Sirtuins aren’t the only longevity genes. Two other very well studied sets of genes perform similar roles, which also have been proven to be manipulable in ways that can offer longer and healthier lives.
One of these is called target of rapamycin, or TOR, a complex of proteins that regulates growth and metabolism. Like sirtuins, scientists have found TOR—called mTOR in mammals—in every organism in which they’ve looked for it. Like that of sirtuins, mTOR activity is exquisitely regulated by nutrients. And like the sirtuins, mTOR can signal cells in stress to hunker down and improve survival by boosting such activities as DNA repair, reducing inflammation caused by senescent cells, and, perhaps its most important function, digesting old proteins.27
When all is well and fine, TOR is a master driver of cell growth.

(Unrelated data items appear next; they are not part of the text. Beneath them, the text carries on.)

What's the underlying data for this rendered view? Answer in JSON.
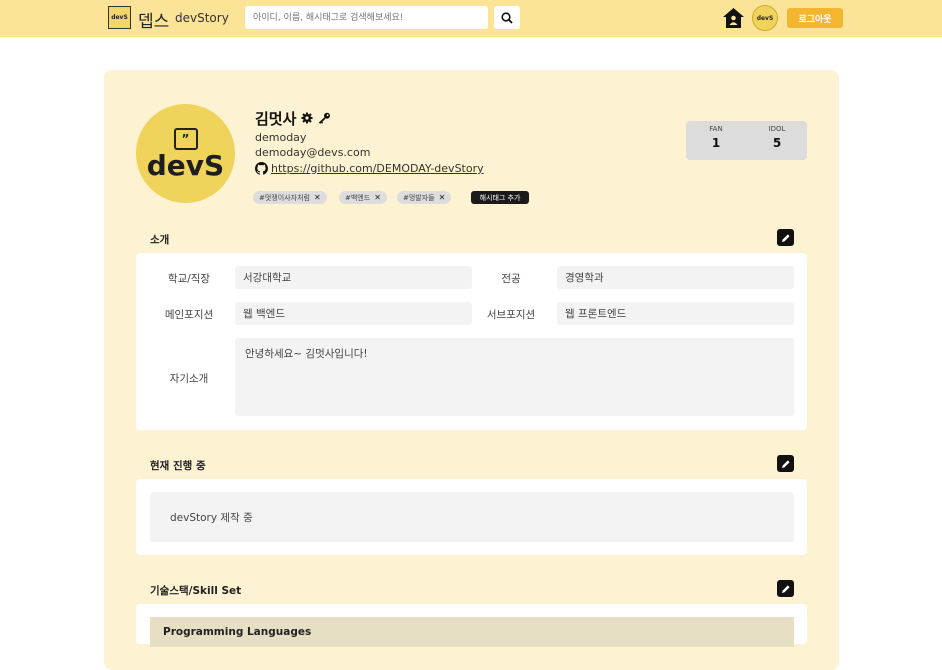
{
  "nav": {
    "brand": "뎁스",
    "brand_sub": "devStory",
    "logo_text": "devS",
    "search_placeholder": "아이디, 이름, 해시태그로 검색해보세요!",
    "logout_label": "로그아웃",
    "avatar_text": "devS"
  },
  "profile": {
    "avatar_text": "devS",
    "avatar_bubble": "”",
    "name": "김멋사",
    "username": "demoday",
    "email": "demoday@devs.com",
    "github": "https://github.com/DEMODAY-devStory",
    "tags": [
      "#멋쟁이사자처럼",
      "#백엔드",
      "#멍발자들"
    ],
    "add_tag_label": "해시태그 추가",
    "fan_label": "FAN",
    "fan_count": "1",
    "idol_label": "IDOL",
    "idol_count": "5"
  },
  "intro": {
    "title": "소개",
    "school_label": "학교/직장",
    "school_value": "서강대학교",
    "major_label": "전공",
    "major_value": "경영학과",
    "main_pos_label": "메인포지션",
    "main_pos_value": "웹 백엔드",
    "sub_pos_label": "서브포지션",
    "sub_pos_value": "웹 프론트엔드",
    "bio_label": "자기소개",
    "bio_value": "안녕하세요~ 김멋사입니다!"
  },
  "progress": {
    "title": "현재 진행 중",
    "value": "devStory 제작 중"
  },
  "skills": {
    "title": "기술스택/Skill Set",
    "group_title": "Programming Languages"
  }
}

It senses the amount of amino acids that is available and dictates how much protein is created in response. When it is inhibited, though, it forces cells to hunker down, dividing less and reusing old cellular components to maintain energy and extend survival—sort of like going to the junkyard to find parts with which to fix up an old car rather than buying a new one, a process called autophagy. When our ancestors were unsuccessful in bringing down a woolly mammoth and had to survive on meager rations of protein, it was the shutting down of mTOR that permitted them to survive.
The other pathway is a metabolic control enzyme known as AMPK, which evolved to respond to low energy levels. It has also been highly conserved among species and, as with sirtuins and TOR, we have learned a lot about how to control it.